MRP ve Jit üretim yöntemi sistemlerinin incelenmesi ve karşılaştırılması

Abstract

Günümüz imalat sistemlerinde, daha verimli imalat yapabilmek için çok çeşitli yöntemler kullanılmaktadır. Hücresel imalat ile üretim, bu yöntemlerden günümüzde en popüler olanıdır. Tabii ki yalnızca hücresel imalat, tek başına imalattaki önemli sorunların üstesinden gelemez. İmalat çevresinin düzenlenmesi, hücresel imalattan önce başarılması gereken safhalardandır. Hücresel imalat başarılınca da tek başına yeterli değildir.
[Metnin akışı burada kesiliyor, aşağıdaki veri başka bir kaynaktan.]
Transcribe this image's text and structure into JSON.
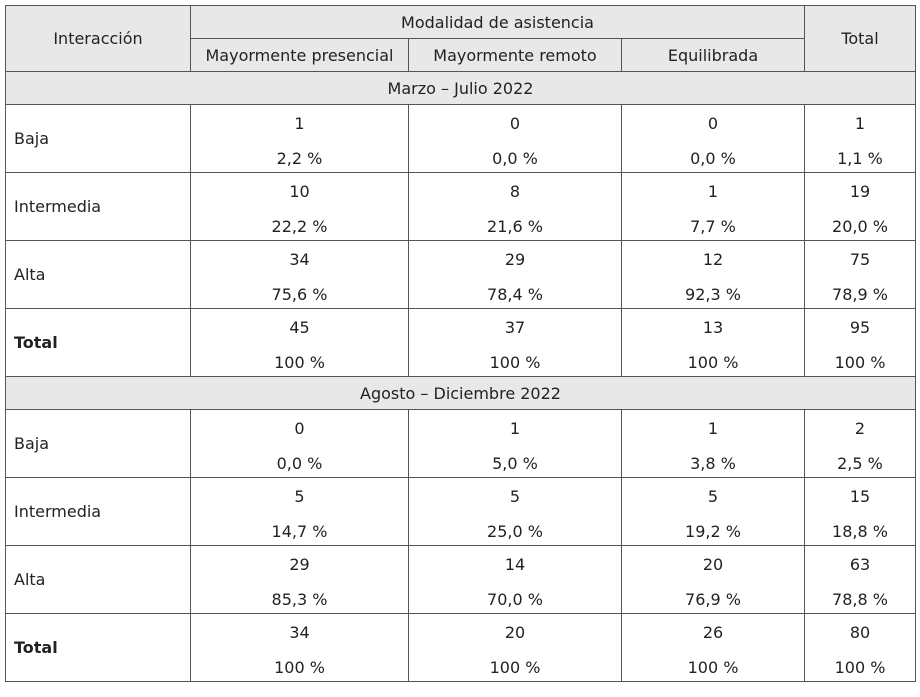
{
  "header": {
    "interaction": "Interacción",
    "modality": "Modalidad de asistencia",
    "total": "Total",
    "columns": [
      "Mayormente presencial",
      "Mayormente remoto",
      "Equilibrada"
    ]
  },
  "periods": [
    {
      "title": "Marzo – Julio 2022",
      "rows": [
        {
          "label": "Baja",
          "bold": false,
          "cells": [
            [
              "1",
              "2,2 %"
            ],
            [
              "0",
              "0,0 %"
            ],
            [
              "0",
              "0,0 %"
            ],
            [
              "1",
              "1,1 %"
            ]
          ]
        },
        {
          "label": "Intermedia",
          "bold": false,
          "cells": [
            [
              "10",
              "22,2 %"
            ],
            [
              "8",
              "21,6 %"
            ],
            [
              "1",
              "7,7 %"
            ],
            [
              "19",
              "20,0 %"
            ]
          ]
        },
        {
          "label": "Alta",
          "bold": false,
          "cells": [
            [
              "34",
              "75,6 %"
            ],
            [
              "29",
              "78,4 %"
            ],
            [
              "12",
              "92,3 %"
            ],
            [
              "75",
              "78,9 %"
            ]
          ]
        },
        {
          "label": "Total",
          "bold": true,
          "cells": [
            [
              "45",
              "100 %"
            ],
            [
              "37",
              "100 %"
            ],
            [
              "13",
              "100 %"
            ],
            [
              "95",
              "100 %"
            ]
          ]
        }
      ]
    },
    {
      "title": "Agosto – Diciembre 2022",
      "rows": [
        {
          "label": "Baja",
          "bold": false,
          "cells": [
            [
              "0",
              "0,0 %"
            ],
            [
              "1",
              "5,0 %"
            ],
            [
              "1",
              "3,8 %"
            ],
            [
              "2",
              "2,5 %"
            ]
          ]
        },
        {
          "label": "Intermedia",
          "bold": false,
          "cells": [
            [
              "5",
              "14,7 %"
            ],
            [
              "5",
              "25,0 %"
            ],
            [
              "5",
              "19,2 %"
            ],
            [
              "15",
              "18,8 %"
            ]
          ]
        },
        {
          "label": "Alta",
          "bold": false,
          "cells": [
            [
              "29",
              "85,3 %"
            ],
            [
              "14",
              "70,0 %"
            ],
            [
              "20",
              "76,9 %"
            ],
            [
              "63",
              "78,8 %"
            ]
          ]
        },
        {
          "label": "Total",
          "bold": true,
          "cells": [
            [
              "34",
              "100 %"
            ],
            [
              "20",
              "100 %"
            ],
            [
              "26",
              "100 %"
            ],
            [
              "80",
              "100 %"
            ]
          ]
        }
      ]
    }
  ]
}
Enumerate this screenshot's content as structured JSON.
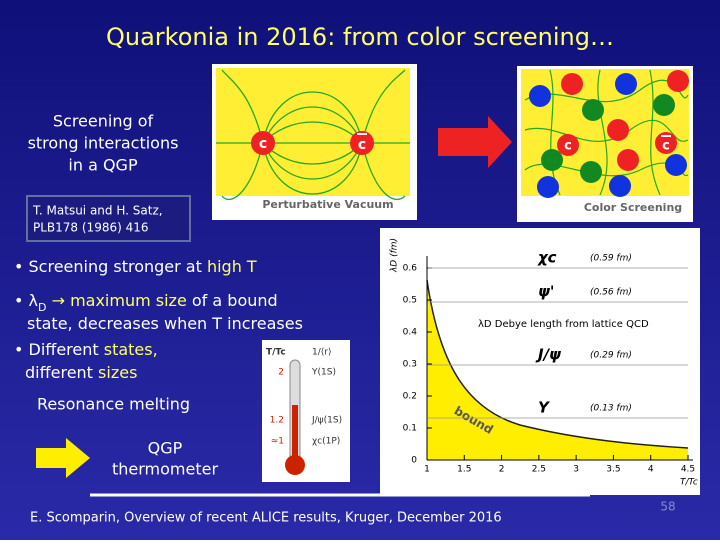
{
  "title": "Quarkonia in 2016: from color screening…",
  "intro": [
    "Screening of",
    "strong interactions",
    "in a QGP"
  ],
  "reference": [
    "T. Matsui and H. Satz,",
    "PLB178 (1986) 416"
  ],
  "vacuum_figure": {
    "quark": "c",
    "antiquark": "c",
    "caption": "Perturbative Vacuum"
  },
  "screening_figure": {
    "quark": "c",
    "antiquark": "c",
    "caption": "Color Screening"
  },
  "bullets": [
    [
      {
        "text": "• Screening stronger at ",
        "color": "#ffffff"
      },
      {
        "text": "high T",
        "color": "#ffff66"
      }
    ],
    [
      {
        "text": "• ",
        "color": "#ffffff"
      },
      {
        "text": "λ",
        "color": "#ffffff"
      },
      {
        "text": "D",
        "color": "#ffffff"
      },
      {
        "text": " → ",
        "color": "#ffff66"
      },
      {
        "text": "maximum size",
        "color": "#ffff66"
      },
      {
        "text": " of a bound",
        "color": "#ffffff"
      }
    ],
    [
      {
        "text": "state, decreases when T increases",
        "color": "#ffffff"
      }
    ],
    [
      {
        "text": "• Different ",
        "color": "#ffffff"
      },
      {
        "text": "states,",
        "color": "#ffff66"
      }
    ],
    [
      {
        "text": "different ",
        "color": "#ffffff"
      },
      {
        "text": "sizes",
        "color": "#ffff66"
      }
    ]
  ],
  "resonance": "Resonance melting",
  "thermometer": {
    "header": [
      "T/Tc",
      "1/⟨r⟩"
    ],
    "rows": [
      [
        "2",
        "Υ(1S)"
      ],
      [
        "1.2",
        "J/ψ(1S)"
      ],
      [
        "≈1",
        "χc(1P)"
      ]
    ]
  },
  "qgp_label": [
    "QGP",
    "thermometer"
  ],
  "plot": {
    "ylabel": "λD (fm)",
    "xlabel": "T/Tc",
    "yticks": [
      0,
      0.1,
      0.2,
      0.3,
      0.4,
      0.5,
      0.6
    ],
    "xticks": [
      1,
      1.5,
      2,
      2.5,
      3,
      3.5,
      4,
      4.5
    ],
    "ylim": [
      0,
      0.6
    ],
    "xlim": [
      1,
      4.5
    ],
    "curve_label": "λD Debye length from lattice QCD",
    "region_label": "bound",
    "states": [
      {
        "name": "χc",
        "radius": "(0.59 fm)"
      },
      {
        "name": "ψ'",
        "radius": "(0.56 fm)"
      },
      {
        "name": "J/ψ",
        "radius": "(0.29 fm)"
      },
      {
        "name": "Υ",
        "radius": "(0.13 fm)"
      }
    ]
  },
  "footer": "E. Scomparin, Overview of recent ALICE results, Kruger, December 2016",
  "page_number": "58"
}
Hücresel imalatın koordinasyonu için, imalat yönetimi sistemlerinin kullanılması gerekmektedir. Bu çalışmanın esas amacı, imalatın efektif yapılabilmesi için en önemli şartlardan biri olan, imalatın yönetilmesi probleminin, çözümünü araştırmaktır. Şirketler için asıl önemli olan, imalat maiyetlerini azaltmak ve müşteriye teslimin güvenilirliğini arttırmaktır. Doğru imalat yönetimi sistemleri seçildiğinde, bir isteği sağlamak için diğerinden fedakarlık etmek gerekmediği, iki talebin birden karşılanabildiği, hem daha ucuza, hem daha efektif bir üretim yapılabildiği, hem de teslimat terminlerine uyulabildiği görülmektedir. Ancak farklı tipte farklı yöntemlerle çalışan imalat yönetimi sistemleri vardır. Bu çalışma, kurulması çok fazla para ve zamana mal olan bu imalat yönetimi sistemlerinden, en çok hangisinin, şirketlerin yapısına uyduğunu belirlemeye çalışmaktadır. Farklı imalat yönetimi sistemleri, farklı şartlarda olumlu sonuçlar vermektedirler. Bu sebeple, üretim yönetimi sistemlerinin yapısı, felsefesi incelenmiş, hangi şartlar altında başardı olabilecekleri araştırılmıştır. Bu araştırma simülasyon yardımıyla desteklenmiştir. Farklı şartlar, deneyler ile oluşturulmuş, gerçeğe yakın kurulan iki sistemin bu şartlara tepkileri ölçülmeye çalışılmıştır. İmalat sistemi için seçilen performans kriterlerine göre dört farklı deney uygulanmış, alınan sonuçlar grafiklerle yansıtılmaya çalışılmış, sonuçlara hipotez testi uygulanarak anlamlılıkları test edilmiştir. Sonuç olarak MRP ve JIT sistemlerinin hangi şartlarda, seçilen kriterler doğrultusunda diğerine üstün geldiği açıklığa kavuşturulmuştur.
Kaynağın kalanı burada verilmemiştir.